Wie bereits letzten Monat versprochen beschäftigen wir uns diesmal mit den Förderungsvoraussetzungen und Fördergrenzen für die "Riester-Rente", also die staatlich geförderte Zusatz-Rente (die Infos von letztem Monat finden Sie unter http://www.afw-gmbh.de/archiv/aktuell2001/200105/200105.html).
 

Wer kann die staatliche Förderung nutzen?

Jeder, der gesetzlich rentenversichert ist.

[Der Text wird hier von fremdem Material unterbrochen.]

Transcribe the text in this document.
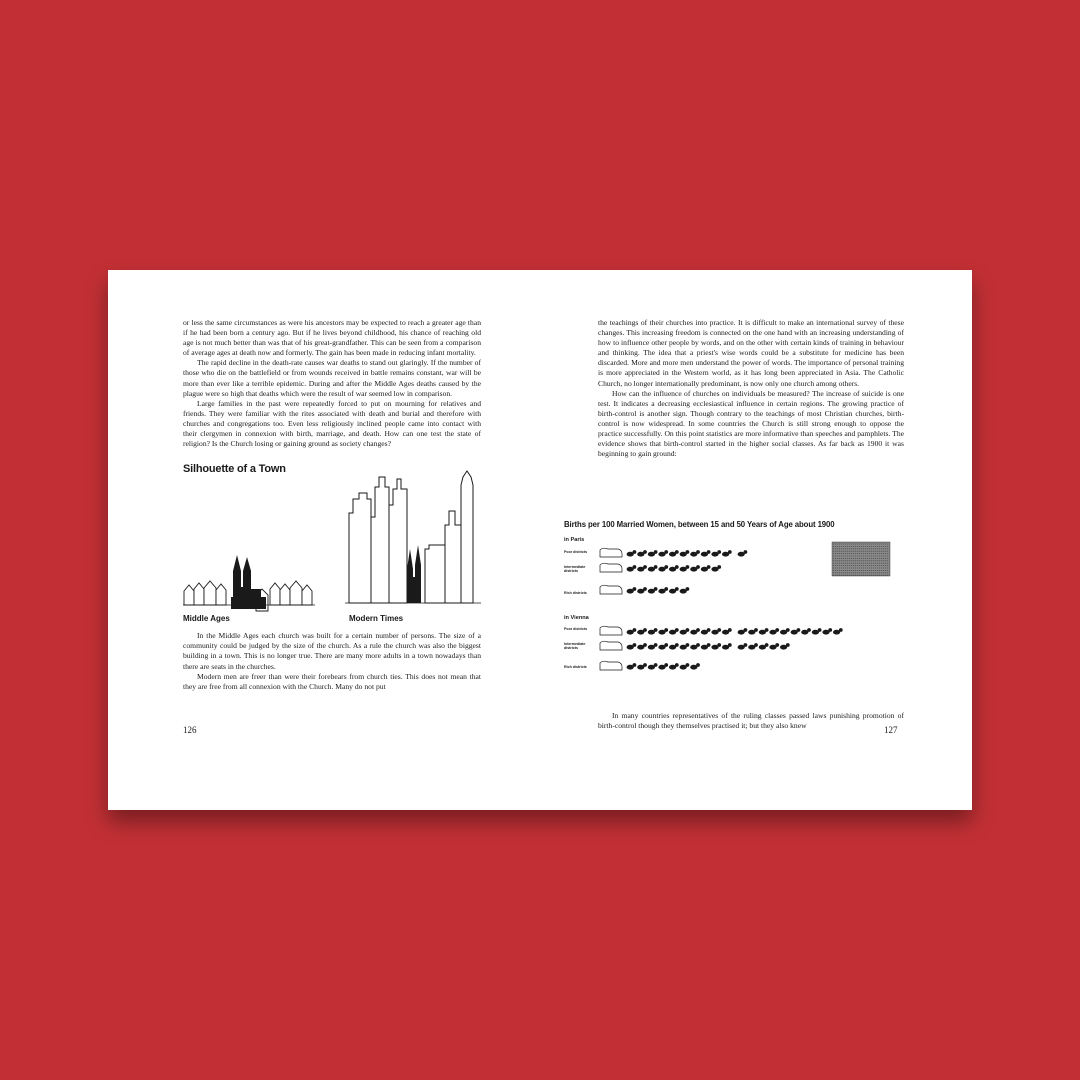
or less the same circumstances as were his ancestors may be expected to reach a greater age than if he had been born a century ago. But if he lives beyond childhood, his chance of reaching old age is not much better than was that of his great-grandfather. This can be seen from a comparison of average ages at death now and formerly. The gain has been made in reducing infant mortality.

The rapid decline in the death-rate causes war deaths to stand out glaringly. If the number of those who die on the battlefield or from wounds received in battle remains constant, war will be more than ever like a terrible epidemic. During and after the Middle Ages deaths caused by the plague were so high that deaths which were the result of war seemed low in comparison.

Large families in the past were repeatedly forced to put on mourning for relatives and friends. They were familiar with the rites associated with death and burial and therefore with churches and congregations too. Even less religiously inclined people came into contact with their clergymen in connexion with birth, marriage, and death. How can one test the state of religion? Is the Church losing or gaining ground as society changes?

Silhouette of a Town
Middle Ages	Modern Times

In the Middle Ages each church was built for a certain number of persons. The size of a community could be judged by the size of the church. As a rule the church was also the biggest building in a town. This is no longer true. There are many more adults in a town nowadays than there are seats in the churches.

Modern men are freer than were their forebears from church ties. This does not mean that they are free from all connexion with the Church. Many do not put

126

the teachings of their churches into practice. It is difficult to make an international survey of these changes. This increasing freedom is connected on the one hand with an increasing understanding of how to influence other people by words, and on the other with certain kinds of training in behaviour and thinking. The idea that a priest's wise words could be a substitute for medicine has been discarded. More and more men understand the power of words. The importance of personal training is more appreciated in the Western world, as it has long been appreciated in Asia. The Catholic Church, no longer internationally predominant, is now only one church among others.

How can the influence of churches on individuals be measured? The increase of suicide is one test. It indicates a decreasing ecclesiastical influence in certain regions. The growing practice of birth-control is another sign. Though contrary to the teachings of most Christian churches, birth-control is now widespread. In some countries the Church is still strong enough to oppose the practice successfully. On this point statistics are more informative than speeches and pamphlets. The evidence shows that birth-control started in the higher social classes. As far back as 1900 it was beginning to gain ground:

Births per 100 Married Women, between 15 and 50 Years of Age about 1900
in Paris
Poor districts
Intermediate districts
Rich districts
in Vienna
Poor districts
Intermediate districts
Rich districts

In many countries representatives of the ruling classes passed laws punishing promotion of birth-control though they themselves practised it; but they also knew	127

Das heißt also,

  • jeder Arbeitnehmer (Arbeiter und Angestellte, auch Auszubildende)
  • pflichtversicherte Selbständige (z.B. Handwerker) und Landwirte
  • Empfänger von Kranken- und Arbeitslosengeld (!)
  • Wehr- oder Zivildienstleistende
  • Eltern im Gesetzlichen Erziehungsurlaub

Nicht nutzen können die Förderung

  • Beamte oder beamtenähnliche Dienstverhältnisse
  • Selbständige

Aber: Ist der Ehegatte förderfähig, können auch diese Berufsgruppen die volle Förderung in Anspruch nehmen!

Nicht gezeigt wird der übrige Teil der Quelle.